Mamadou started Les Escrocs with two friends, and from the start, he knew he wanted to follow his own road in music. “I did not want to make rap with machine rhythms, but with purely traditional instruments, to show that you can make this music with the instruments we have here, and that Mali is very rich in culture. We call our style Mandinka rap.” Les Escrocs means literally the ‘swindlers’ or ‘crooks’. But the term is used colloquially to describe a person who cannot keep his mouth shut, who has to say the truth no matter who is offended, or how impolitic their words might be. One of the group’s first songs, Saara, attacked the cherished Muslim custom of polygamy. The song says that for a man to have multiple wives made sense in the old days when people lived off the land and every hand counted, but now, in an era of work for pay, no head of household can support so many wives and children. Hungry and abandoned in city streets, kids turn to crime and prostitution. “You're not in the bush anymore!” taunted Les Escrocs.

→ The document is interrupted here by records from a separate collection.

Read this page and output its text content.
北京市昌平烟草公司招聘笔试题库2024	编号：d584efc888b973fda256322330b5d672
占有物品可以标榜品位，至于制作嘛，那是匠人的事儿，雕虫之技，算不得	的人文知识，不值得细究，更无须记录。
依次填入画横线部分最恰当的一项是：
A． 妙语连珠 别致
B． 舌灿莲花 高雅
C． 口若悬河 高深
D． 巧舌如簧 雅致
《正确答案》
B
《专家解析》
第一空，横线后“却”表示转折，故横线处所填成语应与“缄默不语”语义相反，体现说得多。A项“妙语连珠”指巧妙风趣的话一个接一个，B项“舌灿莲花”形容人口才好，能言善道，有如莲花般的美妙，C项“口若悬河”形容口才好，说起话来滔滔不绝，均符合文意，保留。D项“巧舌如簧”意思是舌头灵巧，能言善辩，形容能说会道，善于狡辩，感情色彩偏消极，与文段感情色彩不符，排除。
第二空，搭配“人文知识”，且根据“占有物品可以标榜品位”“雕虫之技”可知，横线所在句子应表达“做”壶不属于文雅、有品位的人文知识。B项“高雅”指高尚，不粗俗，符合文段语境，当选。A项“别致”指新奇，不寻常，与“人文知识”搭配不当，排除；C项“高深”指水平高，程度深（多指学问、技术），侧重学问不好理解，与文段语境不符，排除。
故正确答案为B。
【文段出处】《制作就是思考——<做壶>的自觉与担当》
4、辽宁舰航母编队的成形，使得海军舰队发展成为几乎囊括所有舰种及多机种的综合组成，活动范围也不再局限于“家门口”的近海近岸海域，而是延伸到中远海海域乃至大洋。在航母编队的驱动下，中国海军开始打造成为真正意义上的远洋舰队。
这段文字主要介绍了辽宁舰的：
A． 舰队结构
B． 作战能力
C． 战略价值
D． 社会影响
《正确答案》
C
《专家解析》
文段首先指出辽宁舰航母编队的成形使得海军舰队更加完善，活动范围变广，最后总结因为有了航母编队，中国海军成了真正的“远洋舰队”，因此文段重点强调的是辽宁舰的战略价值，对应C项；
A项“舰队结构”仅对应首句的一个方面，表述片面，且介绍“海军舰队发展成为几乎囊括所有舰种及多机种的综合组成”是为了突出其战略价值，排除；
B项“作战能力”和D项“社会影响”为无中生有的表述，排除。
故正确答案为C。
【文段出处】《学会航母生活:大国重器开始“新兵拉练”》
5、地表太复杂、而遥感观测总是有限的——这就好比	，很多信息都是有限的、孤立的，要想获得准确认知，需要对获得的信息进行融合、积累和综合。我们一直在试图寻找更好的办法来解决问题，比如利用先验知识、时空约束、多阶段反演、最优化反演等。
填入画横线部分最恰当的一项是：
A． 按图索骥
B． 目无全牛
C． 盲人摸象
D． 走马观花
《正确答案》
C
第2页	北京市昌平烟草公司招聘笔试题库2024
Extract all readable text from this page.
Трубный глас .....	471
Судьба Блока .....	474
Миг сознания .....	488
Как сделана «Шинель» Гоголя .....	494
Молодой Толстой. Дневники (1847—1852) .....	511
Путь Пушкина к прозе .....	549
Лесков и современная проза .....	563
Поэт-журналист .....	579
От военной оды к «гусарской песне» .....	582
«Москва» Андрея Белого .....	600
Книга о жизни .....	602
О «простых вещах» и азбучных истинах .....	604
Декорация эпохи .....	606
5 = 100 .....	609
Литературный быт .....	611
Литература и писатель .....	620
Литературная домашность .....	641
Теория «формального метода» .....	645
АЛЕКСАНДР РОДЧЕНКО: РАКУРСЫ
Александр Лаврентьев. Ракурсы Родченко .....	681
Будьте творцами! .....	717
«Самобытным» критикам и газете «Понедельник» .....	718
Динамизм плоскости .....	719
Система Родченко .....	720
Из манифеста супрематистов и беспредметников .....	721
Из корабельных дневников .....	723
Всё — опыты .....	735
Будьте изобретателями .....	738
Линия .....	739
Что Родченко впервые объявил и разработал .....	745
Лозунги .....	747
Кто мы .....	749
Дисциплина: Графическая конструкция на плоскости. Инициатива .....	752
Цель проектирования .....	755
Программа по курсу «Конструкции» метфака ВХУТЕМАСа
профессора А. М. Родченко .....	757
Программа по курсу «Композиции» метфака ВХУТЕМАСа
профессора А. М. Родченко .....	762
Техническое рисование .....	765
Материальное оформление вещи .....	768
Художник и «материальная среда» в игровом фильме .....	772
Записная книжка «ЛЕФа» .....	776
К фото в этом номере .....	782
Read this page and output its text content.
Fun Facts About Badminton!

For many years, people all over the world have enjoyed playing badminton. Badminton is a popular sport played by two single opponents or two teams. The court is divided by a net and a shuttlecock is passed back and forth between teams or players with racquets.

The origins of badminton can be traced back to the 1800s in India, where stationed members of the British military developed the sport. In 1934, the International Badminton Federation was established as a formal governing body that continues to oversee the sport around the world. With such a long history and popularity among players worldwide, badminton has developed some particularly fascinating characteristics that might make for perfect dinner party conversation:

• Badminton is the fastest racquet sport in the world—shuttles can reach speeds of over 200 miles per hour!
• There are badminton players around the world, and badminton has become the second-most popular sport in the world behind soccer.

And people listened.

Les Escrocs made their first recording with help from another griot, the master of the 21-string kora, Toumani Diabate. Toumani and other older musicians encouraged the group to stick with its engaged, roots approach, and before long, Les Escrocs found themselves on national television, giving all of Mali a powerful rebuttal to the common idea that rappers were all dropouts and delinquents. From there on, the group’s popularity has climbed steadily. Les Escrocs started out as a trio of rappers, but after Mamadou’s two cohorts left to study abroad, he was joined in 1999 by Salim Diallo. The two went on to make four albums, Kokadje (Transparency), Kalan (Study), Can 2002, and a new work nearing completion as this CD goes to press. These fourteen tracks offer a retrospective of the first decade of Les Escrocs, one of the most innovative and talented groups to emerge from the awesome crucible of ancient and modern arts that is Mali.